L’action en répétition de l’indu fondée sur une sanction administrative ne relève pas de la matière civile et commerciale
L’autorité de la concurrence hongroise a condamné Siemens, société autrichienne, à verser une amende équivalent à un demi-millions d’euros, somme réduite ensuite par la juridiction administrative d’appel saisie du recours à environ 87 000 euros. Conformément au droit hongrois, l’autorité de la concurrence a restitué à Siemens le trop-perçu augmenté d’environ 166 000 euros correspondant au montant légal des intérêts échus à la date de la restitution, tout en se pourvoyant en cassation. La Cour suprême hongroise ayant confirmé l’amende initiale, Siemens a à nouveau versé à l’autorité de la concurrence la somme qui lui avait été restituée mais a refusé de rembourser les intérêts perçus sur cette somme.
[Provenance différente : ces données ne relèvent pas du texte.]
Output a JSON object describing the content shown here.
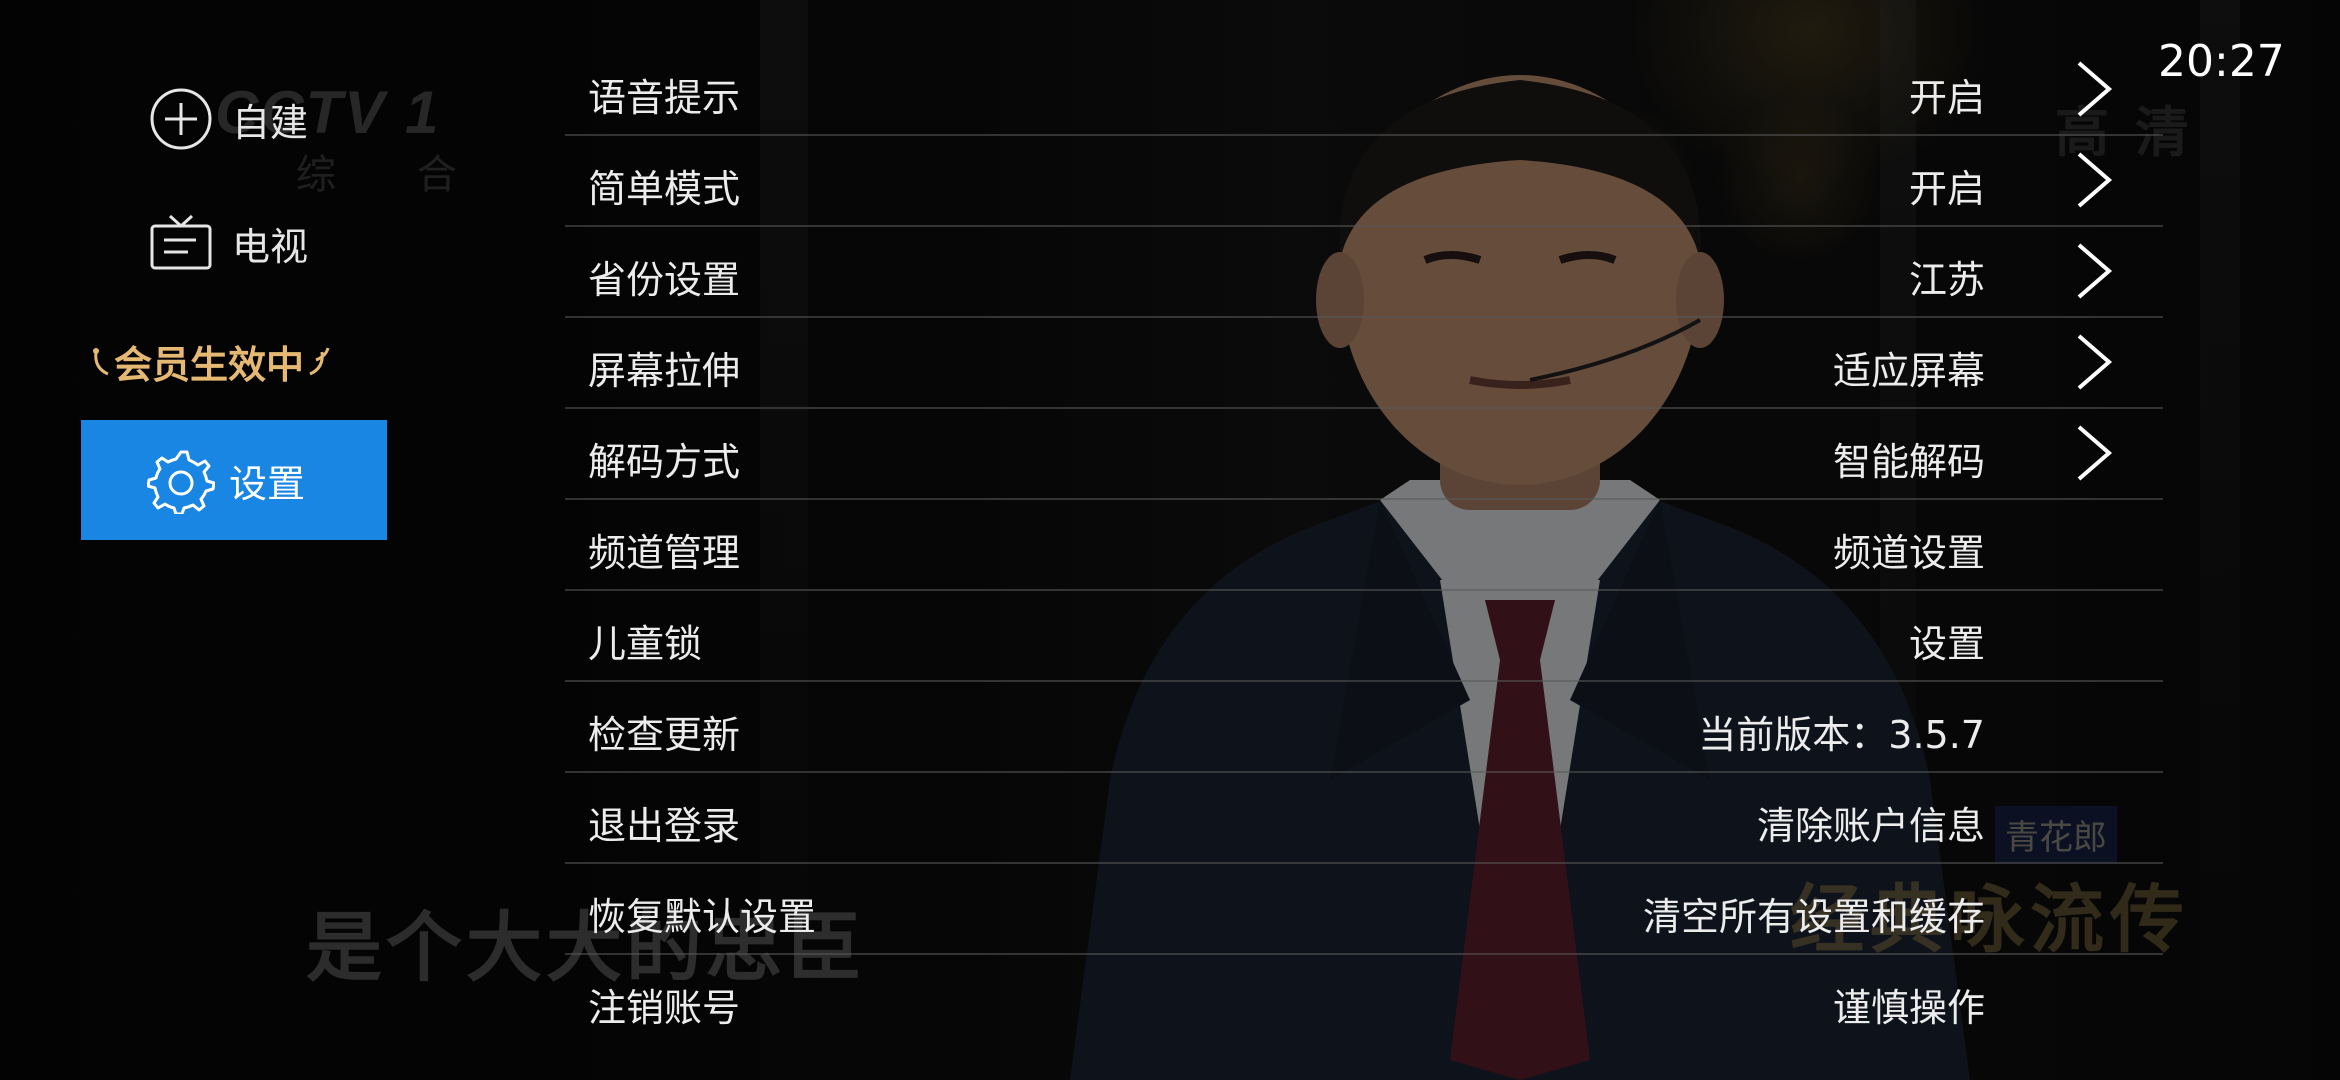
{
  "clock": "20:27",
  "background": {
    "channel_logo": "CCTV 1",
    "channel_sub": "综 合",
    "hd_mark": "高清",
    "subtitle": "是个大大的忠臣",
    "watermark_brand": "青花郎",
    "watermark_show": "经典咏流传"
  },
  "sidebar": {
    "items": [
      {
        "label": "自建",
        "icon": "plus-circle-icon"
      },
      {
        "label": "电视",
        "icon": "tv-icon"
      }
    ],
    "member_badge": "会员生效中",
    "active_item": {
      "label": "设置",
      "icon": "gear-icon"
    }
  },
  "settings": {
    "rows": [
      {
        "label": "语音提示",
        "value": "开启",
        "chevron": true
      },
      {
        "label": "简单模式",
        "value": "开启",
        "chevron": true
      },
      {
        "label": "省份设置",
        "value": "江苏",
        "chevron": true
      },
      {
        "label": "屏幕拉伸",
        "value": "适应屏幕",
        "chevron": true
      },
      {
        "label": "解码方式",
        "value": "智能解码",
        "chevron": true
      },
      {
        "label": "频道管理",
        "value": "频道设置",
        "chevron": false
      },
      {
        "label": "儿童锁",
        "value": "设置",
        "chevron": false
      },
      {
        "label": "检查更新",
        "value": "当前版本：3.5.7",
        "chevron": false
      },
      {
        "label": "退出登录",
        "value": "清除账户信息",
        "chevron": false
      },
      {
        "label": "恢复默认设置",
        "value": "清空所有设置和缓存",
        "chevron": false
      },
      {
        "label": "注销账号",
        "value": "谨慎操作",
        "chevron": false
      }
    ]
  },
  "colors": {
    "accent": "#1a86e3",
    "member_gold": "#e5b873",
    "text": "#ececec"
  }
}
En conséquence de quoi l’autorité de la concurrence a saisi les juridictions civiles hongroises d’une action en répétition de l’indu, soutenant qu’elle relevait de la « matière quasi-délictuelle » au sens du règlement Bruxelles I, dont l’article 5. 3 permettait alors de fonder la compétence de la juridiction hongroise du lieu du dommage. La société Siemens soutenait quant à elle que l’action quasi-contractuelle ne relevait pas de la « matière quasi-délictuelle » et devait donc se voir appliquer la règle générale de compétence des juridictions du domicile du défendeur de l’article 2. 1 du règlement, en l’occurrence les juridictions autrichiennes. L’exception d’incompétence est accueillie par la juridiction dont la décision fait l’objet d’un appel de la part de l’autorité de la concurrence.
La juridiction d’appel pose à la Cour de justice une question préjudicielle sur le fait de savoir si l’action en répétition de l’indu basée sur une sanction administrative confirmée ex post relève de la « matière quasi-délictuelle » au sens du règlement Bruxelles I (point 26). Pourtant, avant de s’interroger sur le fait de savoir si l’action relève de la « matière quasi-délictuelle », encore faut-il qu’elle relève de la « matière civile et commerciale » (point 27).
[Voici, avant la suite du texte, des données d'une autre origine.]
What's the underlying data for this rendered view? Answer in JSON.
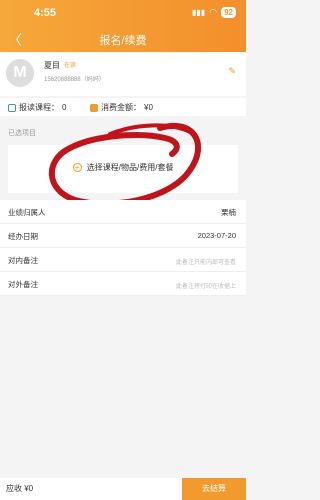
{
  "status": {
    "time": "4:55",
    "battery": "92"
  },
  "nav": {
    "back": "〈",
    "title": "报名/续费"
  },
  "user": {
    "avatar_letter": "M",
    "name": "夏目",
    "status": "在读",
    "phone": "15620888888（妈妈）",
    "edit_icon": "edit-icon"
  },
  "stats": {
    "reading_label": "报读课程：",
    "reading_value": "0",
    "spend_label": "消费金额：",
    "spend_value": "¥0"
  },
  "selected": {
    "label": "已选项目",
    "choose_text": "选择课程/物品/费用/套餐"
  },
  "form": [
    {
      "label": "业绩归属人",
      "value": "栗楠",
      "placeholder": false
    },
    {
      "label": "经办日期",
      "value": "2023-07-20",
      "placeholder": false
    },
    {
      "label": "对内备注",
      "value": "此备注只能内部可查看",
      "placeholder": true
    },
    {
      "label": "对外备注",
      "value": "此备注将打印在收据上",
      "placeholder": true
    }
  ],
  "bottom": {
    "due": "应收 ¥0",
    "pay": "去结算"
  },
  "colors": {
    "accent": "#f39a2f",
    "annotation": "#c0141b"
  }
}
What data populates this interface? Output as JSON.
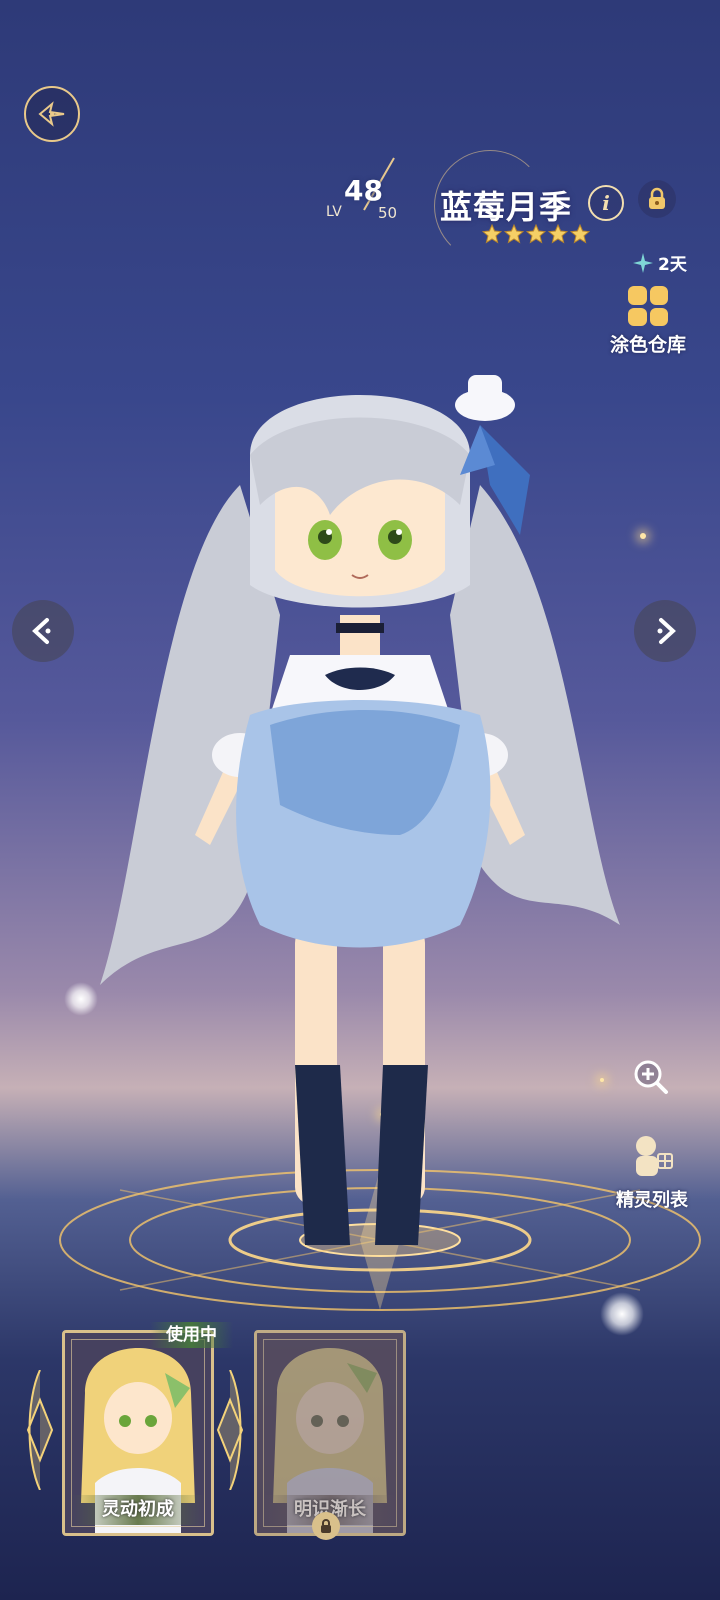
{
  "header": {
    "level": {
      "label": "LV",
      "current": "48",
      "max": "50"
    },
    "spirit_name": "蓝莓月季",
    "info_icon": "info-icon",
    "lock_icon": "lock-icon",
    "star_rating": 5
  },
  "side_panel": {
    "timer_label": "2天",
    "paint_library_label": "涂色仓库",
    "zoom_icon": "zoom-in-icon",
    "spirit_list_label": "精灵列表"
  },
  "skins": [
    {
      "name": "灵动初成",
      "status": "使用中",
      "locked": false
    },
    {
      "name": "明识渐长",
      "status": "",
      "locked": true
    }
  ],
  "colors": {
    "gold": "#d9c08b",
    "accent_teal": "#7fd6d6",
    "paint_yellow": "#f6c861"
  }
}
La qualification du rapport de droit litigieux, permettant le cas échéant son classement dans la catégorie « matière civile et commerciale », nécessite d’examiner « les éléments qui caractérisent la nature des rapports juridiques entre les parties au litige et l’objet de celui-ci » (point 31 et la jurisprudence citée). À ce propos, si des litiges opposant une autorité publique à une personne privée peuvent relever du champ d’application matériel du règlement, « il en est autrement lorsque l’autorité publique agit dans l’exercice de la puissance publique » (point 32 et la jurisprudence citée). Or l’action en répétition de l’indu est en l’espèce fondée sur une sanction administrative résultant d’une violation du droit de la concurrence (public enforcement). La réparation des violations du droit de la concurrence peut entrer dans le champ ratione materiae du règlement dans le cadre du private enforcement mais « il est en revanche certain, comme l’a relevé M. l’avocat général au point 34 de ses conclusions, qu’une sanction infligée par une autorité administrative dans l’exercice des pouvoirs réglementaires qui lui sont conférés par la législation nationale relève de la « matière administrative », exclue du champ d’application du règlement » (point 34). En l’espèce, le litige ne porte pas directement sur l’amende infligée à Siemens par l’autorité de la concurrence hongroise mais elle en constitue néanmoins le fait générateur, les doutes relatifs à la légalité de celle-ci ayant conduit à la demande de répétition des sommes indument versées. La notion recevant une interprétation autonome, la compétence des juridictions civiles hongroises pour connaître de l’action est indifférente (point 39). Dès lors, la question de savoir si l’action litigieuse relève de la « matière quasi-délictuelle » n’a pas lieu d’être posée puisqu’elle ne relève déjà pas de la « matière civile et commerciale ». La règlement Bruxelles I bis n’y est donc pas applicable.